8 thoughts on “WirelessHD, Your Plasma's New Best Friend?”

  1. I installed a ceiling mounted HD projector at my parent’s place last year. Wireless HD would’ve made the process SO much easier.

    The question for the guys building this stuff is; will this not negate the need for the arguably overpriced (vs. PCs/Macs) set-top boxes in the living room? Why couldn’t I just stream everything from one PC or media server?

    Looking further ahead – couldn’t I just stream it straight from my Internet connection on the end of my wireless router? If my mobile phone can power a web browser, surely a huge visual device has the room for bundling in the relevant technology?

  2. Nothing mentioned in the interview about folks with existing HD sets, interface boxes of one sort or another.

    For this tech to become popular as quickly as possible, they should produce a box for the link-up that connects existing sources to existing sets.

    We’re already the early adopters. It doesn’t make much sense to spend your marketing energy and bucks trying to convince the most conservative portion of the chain – the folks with a content delivery system already in place that they need to changeover just to add another chipset.
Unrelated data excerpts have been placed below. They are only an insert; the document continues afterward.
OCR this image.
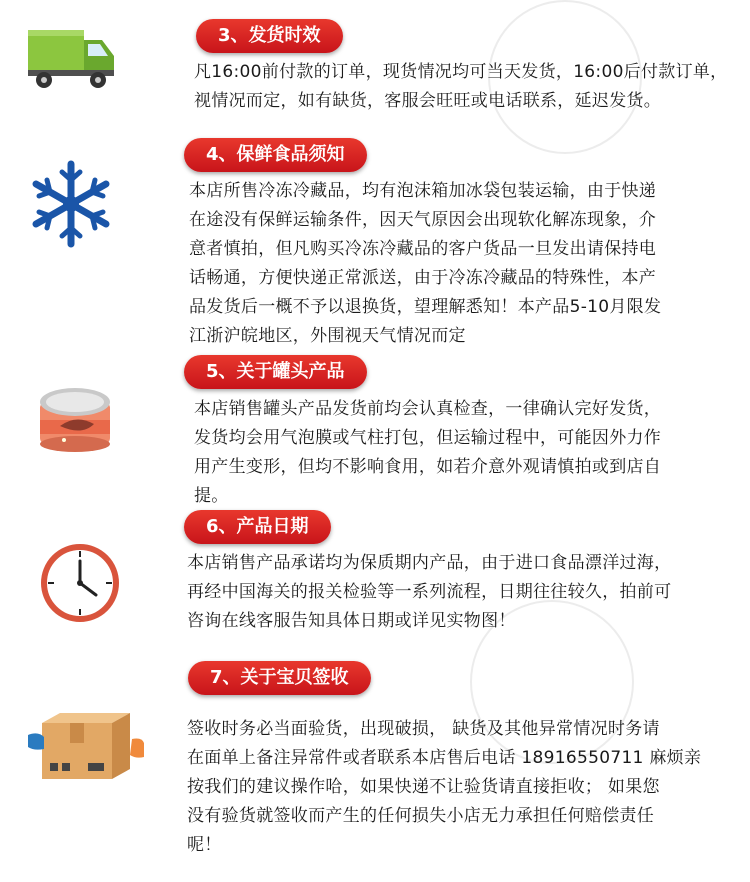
3、发货时效
凡16:00前付款的订单，现货情况均可当天发货，16:00后付款订单，
视情况而定，如有缺货，客服会旺旺或电话联系，延迟发货。
4、保鲜食品须知
本店所售冷冻冷藏品，均有泡沫箱加冰袋包装运输，由于快递
在途没有保鲜运输条件，因天气原因会出现软化解冻现象，介
意者慎拍，但凡购买冷冻冷藏品的客户货品一旦发出请保持电
话畅通，方便快递正常派送，由于冷冻冷藏品的特殊性，本产
品发货后一概不予以退换货，望理解悉知！本产品5-10月限发
江浙沪皖地区，外围视天气情况而定
5、关于罐头产品
本店销售罐头产品发货前均会认真检查，一律确认完好发货，
发货均会用气泡膜或气柱打包，但运输过程中，可能因外力作
用产生变形，但均不影响食用，如若介意外观请慎拍或到店自
提。
6、产品日期
本店销售产品承诺均为保质期内产品，由于进口食品漂洋过海，
再经中国海关的报关检验等一系列流程，日期往往较久，拍前可
咨询在线客服告知具体日期或详见实物图！
7、关于宝贝签收
签收时务必当面验货，出现破损， 缺货及其他异常情况时务请
在面单上备注异常件或者联系本店售后电话 18916550711 麻烦亲
按我们的建议操作哈，如果快递不让验货请直接拒收； 如果您
没有验货就签收而产生的任何损失小店无力承担任何赔偿责任
呢！
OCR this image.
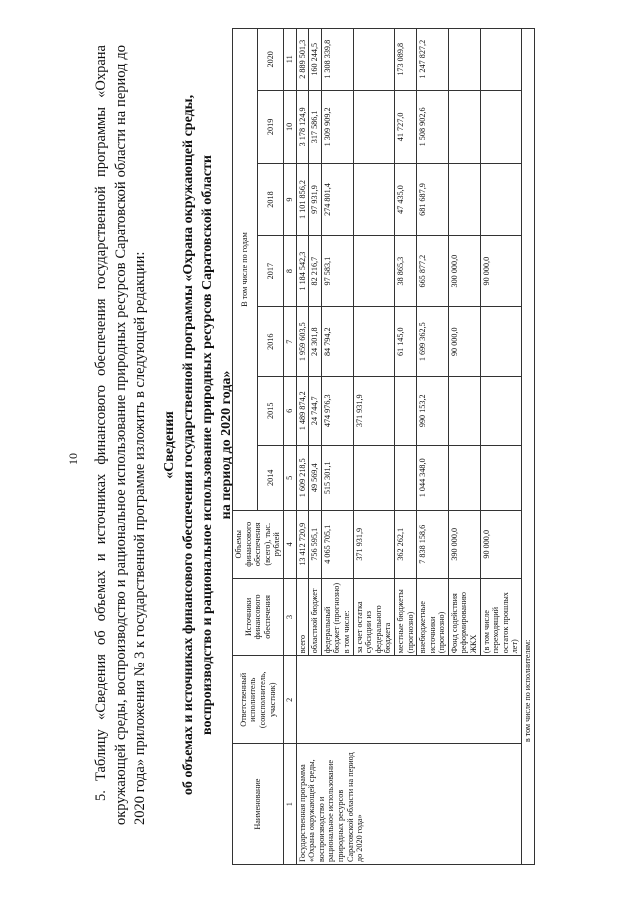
10 5. Таблицу «Сведения об объемах и источниках финансового обеспечения государственной программы «Охрана окружающей среды, воспроизводство и рациональное использование природных ресурсов Саратовской области на период до 2020 года» приложения № 3 к государственной программе изложить в следующей редакции: «Сведения об объемах и источниках финансового обеспечения государственной программы «Охрана окружающей среды, воспроизводство и рациональное использование природных ресурсов Саратовской области на период до 2020 года»
Наименование	Ответственный исполнитель (соисполнитель, участник)	Источники финансового обеспечения	Объемы финансового обеспечения (всего), тыс. рублей	В том числе по годам						
				2014	2015	2016	2017	2018	2019	2020
1	2	3	4	5	6	7	8	9	10	11
Государственная программа «Охрана окружающей среды, воспроизводство и рациональное использование природных ресурсов Саратовской области на период до 2020 года»		всего	13 412 720,9	1 609 218,5	1 489 874,2	1 959 603,5	1 184 542,3	1 101 856,2	3 178 124,9	2 889 501,3
		областной бюджет	756 595,1	49 569,4	24 744,7	24 301,8	82 216,7	97 931,9	317 586,1	160 244,5
		федеральный бюджет (прогнозно) в том числе:	4 065 705,1	515 301,1	474 976,3	84 794,2	97 583,1	274 801,4	1 309 909,2	1 308 339,8
		за счет остатка субсидии из федерального бюджета	371 931,9		371 931,9					
		местные бюджеты (прогнозно)	362 262,1			61 145,0	38 865,3	47 435,0	41 727,0	173 089,8
		внебюджетные источники (прогнозно)	7 838 158,6	1 044 348,0	990 153,2	1 699 362,5	665 877,2	681 687,9	1 508 902,6	1 247 827,2
		Фонд содействия реформированию ЖКХ	390 000,0			90 000,0	300 000,0			
		(в том числе переходящий остаток прошлых лет)	90 000,0				90 000,0			
в том числе по исполнителям:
    Enable the users – as part of the process. We’re the ones who want to get rid of the wires. You should be able to do this with something as small as the Audio Toslink switch I use in my system.

  3. As H.264/VC-1 capable decoder chip pricing drops, I’d just look to TVs that have onboard decoding for MPEG-2/4/VC-1 and an Ethernet port or .11n/MoCA/PLC/UWB/etc. interface. That way you only need a wireless medium that must support 20-25Mbps at the low BER needed for HDTV, not some fangled, unproven technology that needs to push data at such ridiculously high rates.

    The carriers are already delivering a compressed feed, why try to send it throughout your home in uncompressed format? To me, that’s an inelegant solution. Kludge.

    Granted, that implies middleware integration which is no small task either, but it’s a better looking panacea than pushing uncompressed HD feeds around my house.

  4. I’m with you Eideard. I think the problem is that SiBEAM only wants to make chipsets. It is up to companies like Belkin and Monster to decide to make cable replacements. System vendors like Sony and Toshiba prefer to bundle this stuff into their A/V gear in a proprietary fashion to encourage you to upgrade your whole setup — they’d rather sell a few $5,000+ whole systems than a lot of $100 cable replacements.

  5. Sign up to become John LeMoncheck’s early adopter (er, I mean, guinea pig) er, I mean, radiational experiment.

    Honestly, the larger question has to be: would you expose yourself and/or your loved ones (especially children) to this type of radiation?

    No thanks, we already have enough radiation floating around with mobile telephony, bluetooth, WiFi 802.x, etc.

  6. This is challenging technology to use effectively. Essentially at 60 GHz radio propogates much like light … so walls, doors and cabinetry will be opaque to this network … just like IR .. making the use of this technology MUCH more awkward than .11n.

  7. Ken your points are correct, but I think you misunderstand the application. This is not a competitor to WiFi or even something like wireless speakers. Instead this is an attempt to create an “invisible” cable. You will still have the same issue you have with any physical cable — can’t go through solid objects without drilling holes. The only advantage over a conventional cable is that it is invisible. In a world where people pay a premium for better looking/low profile home electronics, there would appear to be a market for “invisible” cables.

  8. How many retail iterations before it’s right?
    Will I be dead before it arrives at retail?
    Sibeam secrecy paranoids; I hope Omni looses.